The union representing 26,000 flight attendantsAmerican Airlines intensified his threats to strike during the busy travel period Christmasclaiming the carrier was blocking contract negotiations that include a demand forsalary increase by 50%.
The Association of Professional Flight Attendants (APFA) told its members on Tuesday that it was increasingly tired of “delaying tactics” apparent actions of American Airlines (AA) when the airline did not respond to his requests for exceptional salary increases. The airline and union are currently engaged in a federal mediation process to try to break the impasse on a number of key contract areas, and APFA must demonstrate that the negotiation process has completely broken down before officers crew members are not allowed to go on strike. .
The PNC union set Tuesday at November 17 the deadline for AA “take meaningful steps to reach an agreement”. On this date, the APFA Board of Directors will meet to request a release from the mediation process, triggering a countdown of 30 days until the flight attendants can initiate their strikemeaning a strike could begin a few days before Christmas. “Our flight attendants have overwhelmingly authorized a strike. We will move the process forward and prepare for a strike if necessary”said APFA president Julie Hedrick, a flight attendant based in Los Angeles.
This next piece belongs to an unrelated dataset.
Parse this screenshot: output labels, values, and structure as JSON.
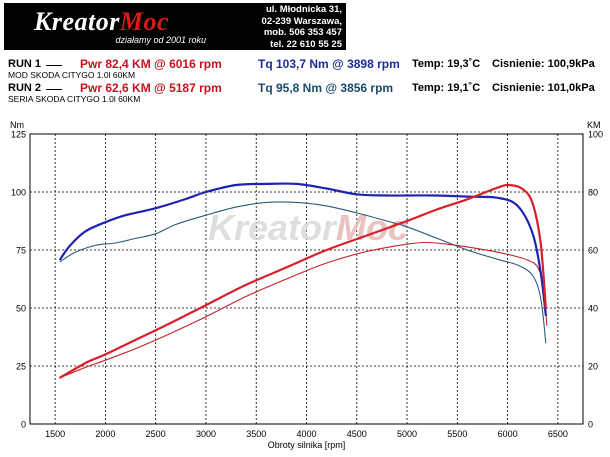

In an internal memo, the APFA said it was deliberately waiting until November 17 to give AA more time to improve its offer and demonstrate to the National Mediation Council that it was not making a hasty decision. “If they don’t have a proposal, we have a deadline, and failure to meet this deadline will result in a request for release”the union said in the note. “We cannot and will not allow the company to use excuses to delay our desperately needed increases. This is why we have set this firm deadline”continues the note.
Earlier this month, the APFA said it was demanding a 50% salary increase for its members over the duration of a four-year contract. American Airlines has so far offered an 11% pay increase, followed by 2% increases for each of the remaining years of the 5-year deal.